Face à la désinformation, les conseils de George Orwell
L’Arcom (1) qui régule les dispositifs de lutte contre la manipulation de l’information, est inquiète face au constat de la progression de la désinformation dans les médias, dans la politique et maintenant au niveau de la culture. Son bilan, à propos de la « loi fake news », est d’ailleurs très mitigé.
Il y a six ans, dans l’éditorial de la revue intitulé La vérité est morte ! Vive la vérité ! (2), je signalais le choix du dictionnaire de l’Université d’Oxford qui proclamait le néologisme « post-vérité », mot de l’année. Ce concept qualifie des « circonstances dans lesquelles les faits objectifs ont moins d’influence pour modeler l’opinion publique que les appels à l’émotion et aux opinions personnelles. »
Donc, si ce n’est pas vrai, ce n’est pas grave, l’important est d’y croire ou que la croyance nous plaise. Qu’importe la vérité si le message est habilement diffusé par les réseaux sociaux.
Depuis, avec l’émergence de la culture woke en France et son influence sur les médias, l’université, l’administration et le monde politique, le phénomène s’est accéléré. Les mensonges et les rumeurs se diffusent à une vitesse alarmante.
L’universitaire Hubert Heckman décortique le phénomène de la cancel culture (3) et le danger qu’elle représente en France (4). Il explique que la cancel culture peut rappeler certaines dérives propres aux sociétés totalitaires et même si les victimes de la cancel culture ne sont pas encore physiquement éliminées, comme ce fut le cas durant la terreur nazie ou stalinienne, elles peuvent être socialement marginalisées.
L’intimidation idéologique fonctionne, comme ce fut le cas dans les années 60-70 en France avec les marxistes qui prétendaient que celui qui n’était pas d’accord avec eux était forcément fasciste ou nazi. Cette pression oblige un grand nombre de citoyens à s’autocensurer. Vaclav Havel (5) explique ce type de comportement post-totalitaire comme étant de « l’autototalitarisme de la société ». « C’est le phénomène par lequel je me soumets par lâcheté aux mots d’ordre idéologiques, pour me faire bien voir de mes semblables que j’incite à obtempérer en même temps que je cède moi-même. Les réseaux sociaux recréent aujourd’hui un tel système de surveillance réciproque et d’intimidation dont les victimes consentantes de la cancel culture sont aussi les premiers chiens de garde.

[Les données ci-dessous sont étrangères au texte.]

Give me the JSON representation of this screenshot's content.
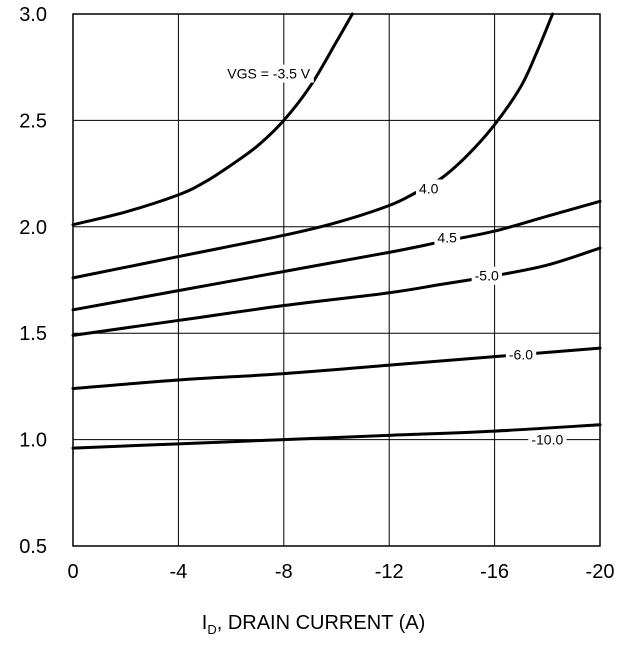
{
  "chart_data": {
    "type": "line",
    "title": "",
    "xlabel_prefix": "I",
    "xlabel_sub": "D",
    "xlabel_rest": ", DRAIN CURRENT (A)",
    "ylabel": "",
    "xlim": [
      0,
      -20
    ],
    "ylim": [
      0.5,
      3.0
    ],
    "x_ticks": [
      0,
      -4,
      -8,
      -12,
      -16,
      -20
    ],
    "x_tick_labels": [
      "0",
      "-4",
      "-8",
      "-12",
      "-16",
      "-20"
    ],
    "y_ticks": [
      0.5,
      1.0,
      1.5,
      2.0,
      2.5,
      3.0
    ],
    "y_tick_labels": [
      "0.5",
      "1.0",
      "1.5",
      "2.0",
      "2.5",
      "3.0"
    ],
    "grid": true,
    "line_color": "#000000",
    "series": [
      {
        "name": "VGS = -3.5 V",
        "x": [
          0,
          -2,
          -4,
          -5,
          -6,
          -7,
          -8,
          -9,
          -10,
          -10.6
        ],
        "y": [
          2.01,
          2.07,
          2.15,
          2.21,
          2.29,
          2.38,
          2.5,
          2.66,
          2.87,
          3.0
        ],
        "label_x": -9.0,
        "label_y": 2.72,
        "label_anchor": "end"
      },
      {
        "name": "4.0",
        "x": [
          0,
          -4,
          -8,
          -10,
          -12,
          -13,
          -14,
          -15,
          -16,
          -17,
          -17.6,
          -18.2
        ],
        "y": [
          1.76,
          1.86,
          1.96,
          2.02,
          2.1,
          2.16,
          2.23,
          2.34,
          2.48,
          2.66,
          2.82,
          3.0
        ],
        "label_x": -13.5,
        "label_y": 2.18,
        "label_anchor": "middle"
      },
      {
        "name": "4.5",
        "x": [
          0,
          -4,
          -8,
          -12,
          -14,
          -16,
          -18,
          -20
        ],
        "y": [
          1.61,
          1.7,
          1.79,
          1.88,
          1.93,
          1.98,
          2.05,
          2.12
        ],
        "label_x": -14.2,
        "label_y": 1.95,
        "label_anchor": "middle"
      },
      {
        "name": "-5.0",
        "x": [
          0,
          -4,
          -8,
          -12,
          -14,
          -16,
          -18,
          -20
        ],
        "y": [
          1.49,
          1.56,
          1.63,
          1.69,
          1.73,
          1.77,
          1.82,
          1.9
        ],
        "label_x": -15.7,
        "label_y": 1.77,
        "label_anchor": "middle"
      },
      {
        "name": "-6.0",
        "x": [
          0,
          -4,
          -8,
          -12,
          -16,
          -20
        ],
        "y": [
          1.24,
          1.28,
          1.31,
          1.35,
          1.39,
          1.43
        ],
        "label_x": -17.0,
        "label_y": 1.4,
        "label_anchor": "middle"
      },
      {
        "name": "-10.0",
        "x": [
          0,
          -4,
          -8,
          -12,
          -16,
          -20
        ],
        "y": [
          0.96,
          0.98,
          1.0,
          1.02,
          1.04,
          1.07
        ],
        "label_x": -18.0,
        "label_y": 1.0,
        "label_anchor": "middle"
      }
    ]
  }
}
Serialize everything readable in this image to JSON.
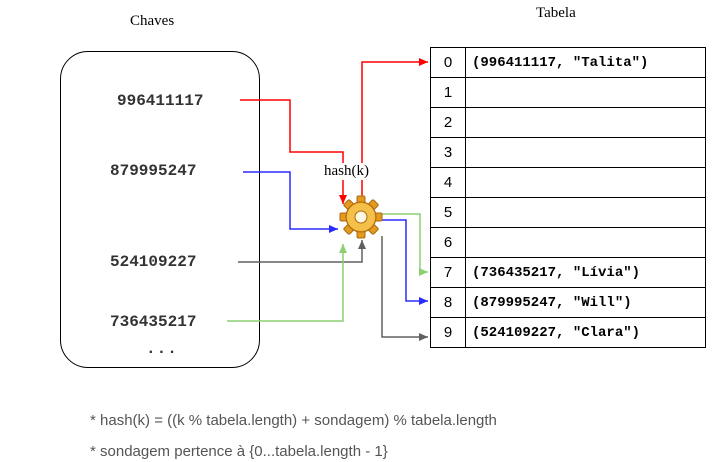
{
  "keys_title": "Chaves",
  "table_title": "Tabela",
  "keys": [
    "996411117",
    "879995247",
    "524109227",
    "736435217"
  ],
  "ellipsis": "...",
  "hash_label": "hash(k)",
  "table_rows": [
    {
      "index": "0",
      "value": "(996411117, \"Talita\")"
    },
    {
      "index": "1",
      "value": ""
    },
    {
      "index": "2",
      "value": ""
    },
    {
      "index": "3",
      "value": ""
    },
    {
      "index": "4",
      "value": ""
    },
    {
      "index": "5",
      "value": ""
    },
    {
      "index": "6",
      "value": ""
    },
    {
      "index": "7",
      "value": "(736435217, \"Lívia\")"
    },
    {
      "index": "8",
      "value": "(879995247, \"Will\")"
    },
    {
      "index": "9",
      "value": "(524109227, \"Clara\")"
    }
  ],
  "notes": [
    "* hash(k) = ((k % tabela.length) + sondagem) % tabela.length",
    "* sondagem pertence à {0...tabela.length - 1}"
  ],
  "colors": {
    "red": "#ff0000",
    "blue": "#2b2bff",
    "gray": "#606060",
    "green": "#8ccf72"
  }
}
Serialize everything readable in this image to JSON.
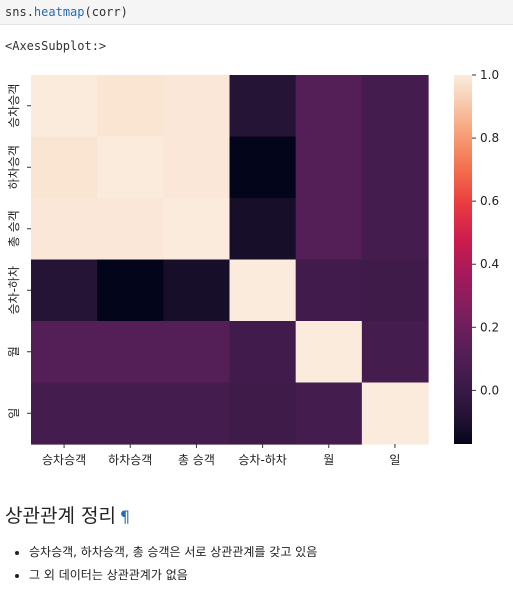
{
  "code_cell": {
    "object": "sns",
    "method": "heatmap",
    "args": "(corr)"
  },
  "output_text": "<AxesSubplot:>",
  "chart_data": {
    "type": "heatmap",
    "title": "",
    "xlabel": "",
    "ylabel": "",
    "x_categories": [
      "승차승객",
      "하차승객",
      "총 승객",
      "승차-하차",
      "월",
      "일"
    ],
    "y_categories": [
      "승차승객",
      "하차승객",
      "총 승객",
      "승차-하차",
      "월",
      "일"
    ],
    "values": [
      [
        1.0,
        0.98,
        0.99,
        -0.07,
        0.12,
        0.05
      ],
      [
        0.98,
        1.0,
        0.99,
        -0.17,
        0.12,
        0.05
      ],
      [
        0.99,
        0.99,
        1.0,
        -0.12,
        0.12,
        0.05
      ],
      [
        -0.07,
        -0.17,
        -0.12,
        1.0,
        0.04,
        0.03
      ],
      [
        0.12,
        0.12,
        0.12,
        0.04,
        1.0,
        0.05
      ],
      [
        0.05,
        0.05,
        0.05,
        0.03,
        0.05,
        1.0
      ]
    ],
    "colorbar": {
      "ticks": [
        0.0,
        0.2,
        0.4,
        0.6,
        0.8,
        1.0
      ],
      "labels": [
        "0.0",
        "0.2",
        "0.4",
        "0.6",
        "0.8",
        "1.0"
      ],
      "vmin": -0.17,
      "vmax": 1.0
    },
    "colormap": "rocket"
  },
  "markdown": {
    "heading": "상관관계 정리",
    "anchor": "¶",
    "bullets": [
      "승차승객, 하차승객, 총 승객은 서로 상관관계를 갖고 있음",
      "그 외 데이터는 상관관계가 없음"
    ]
  }
}
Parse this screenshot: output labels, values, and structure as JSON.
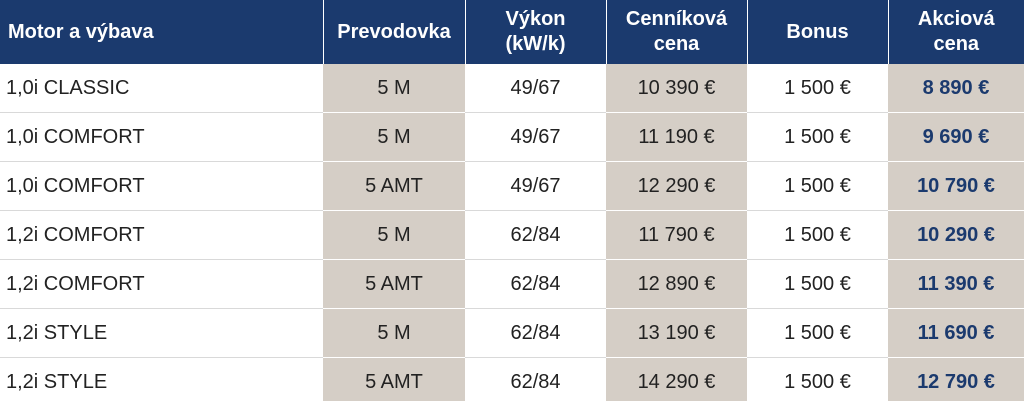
{
  "table": {
    "header": [
      [
        "Motor a výbava"
      ],
      [
        "Prevodovka"
      ],
      [
        "Výkon",
        "(kW/k)"
      ],
      [
        "Cenníková",
        "cena"
      ],
      [
        "Bonus"
      ],
      [
        "Akciová",
        "cena"
      ]
    ],
    "rows": [
      [
        "1,0i CLASSIC",
        "5 M",
        "49/67",
        "10 390 €",
        "1 500 €",
        "8 890 €"
      ],
      [
        "1,0i COMFORT",
        "5 M",
        "49/67",
        "11 190 €",
        "1 500 €",
        "9 690 €"
      ],
      [
        "1,0i COMFORT",
        "5 AMT",
        "49/67",
        "12 290 €",
        "1 500 €",
        "10 790 €"
      ],
      [
        "1,2i COMFORT",
        "5 M",
        "62/84",
        "11 790 €",
        "1 500 €",
        "10 290 €"
      ],
      [
        "1,2i COMFORT",
        "5 AMT",
        "62/84",
        "12 890 €",
        "1 500 €",
        "11 390 €"
      ],
      [
        "1,2i STYLE",
        "5 M",
        "62/84",
        "13 190 €",
        "1 500 €",
        "11 690 €"
      ],
      [
        "1,2i STYLE",
        "5 AMT",
        "62/84",
        "14 290 €",
        "1 500 €",
        "12 790 €"
      ]
    ]
  }
}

L’engrenage auto-totalitaire est actionné par la veulerie collective, mais il peut être enrayé par les grains de sable du courage individuel. »

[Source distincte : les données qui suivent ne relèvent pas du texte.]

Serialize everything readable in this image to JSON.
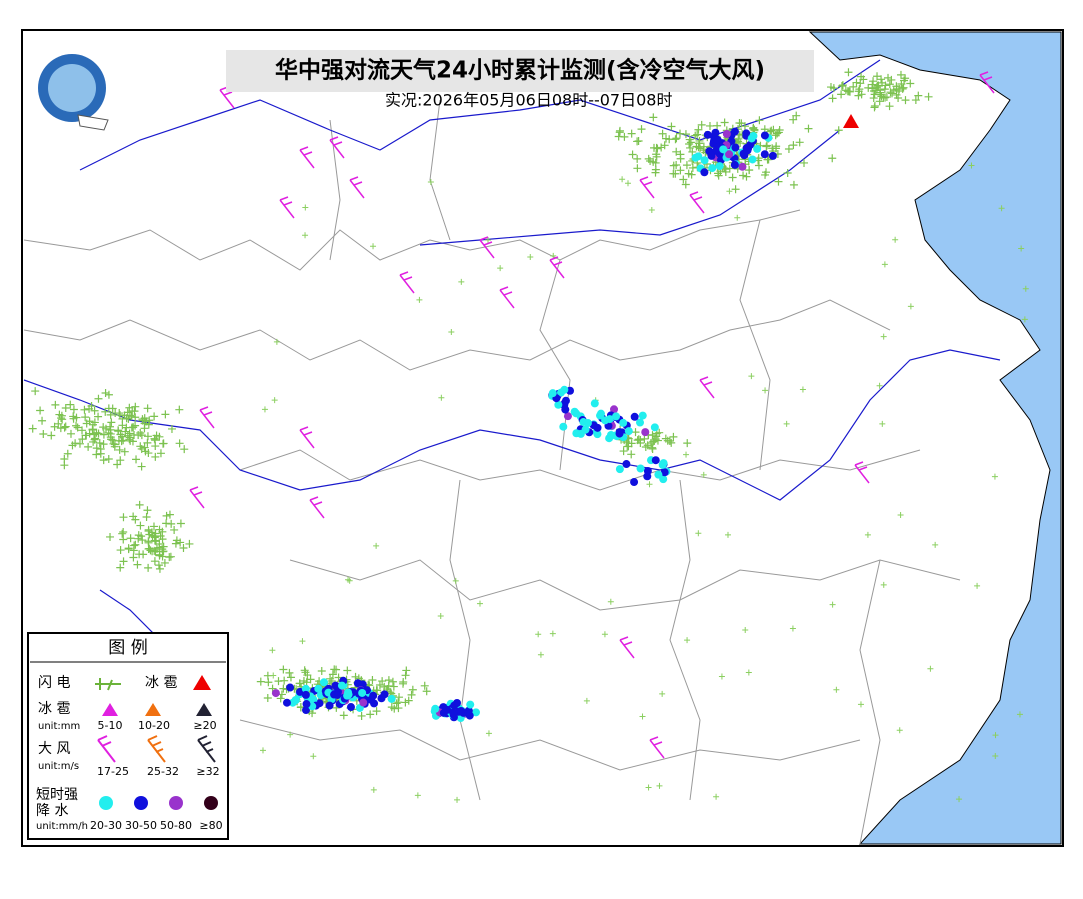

Nous voilà dans l’univers de George Orwell (6), un des auteurs qui a le plus exhorté pendant sa vie à la résistance de l’individu face au totalitarisme, en particulier dans son ouvrage 1984. Ce lanceur d’alerte avant l’heure, nous a légué huit recommandations pour entrevoir la vérité qui se cache derrière les apparences.
- Privilégier les faits avant l’idéologie. Les procès d’intention ne se justifient pas sans des faits concrets. À propos de la propagande communiste de l’époque, il disait : « ce qui me rend malade à propos des gens de gauche (7), spécialement les intellectuels, c’est leur absolue ignorance de la façon dont les choses se passent dans la réalité. »
- Privilégier toujours l’humain. S’intéresser aux personnes qui nous semblent opposées ou différentes et comprendre leur comportement réel.
- Être curieux de tout. « Je pense que c’est en conservant notre amour enfantin pour les arbres, les poissons, les papillons, les crapauds, etc. que l’on rend un peu plus probable la possibilité d’un avenir paisible et décent. » En synthèse, gardons notre cœur d’enfant émerveillé pour ne pas nous enfermer dans des raisonnements partiaux.
- Défendre toujours les libertés. Ne jamais se laisser embrigader par les actes et les pensées.
- Parler clair. « N’utilisez jamais un mot long si un autre plus court peut faire l’affaire ».
- Lutter contre ses préjugés.
- Se méfier des religions même laïques. Se méfier de toute forme d’exploitation par les croyances. Apprendre à utiliser notre raison pour discerner.
- Cultiver le sens commun. Chacun de nous porte en lui une parcelle de bon sens qu’il ne doit jamais hésiter à utiliser. C’est le point de départ de la démarche philosophique qui consiste à aller au-delà de nos préjugés, des idées reçues et de ce qui nous convient.
Profitons de la fin de l’année pour méditer sur les huit recommandations de George Orwell afin de mieux nous préparer à déceler la vérité au-delà des apparences et des pressions extérieures.
Penser et vivre en clarté est un des plus beaux défis qui se présentent à nous pour la nouvelle année.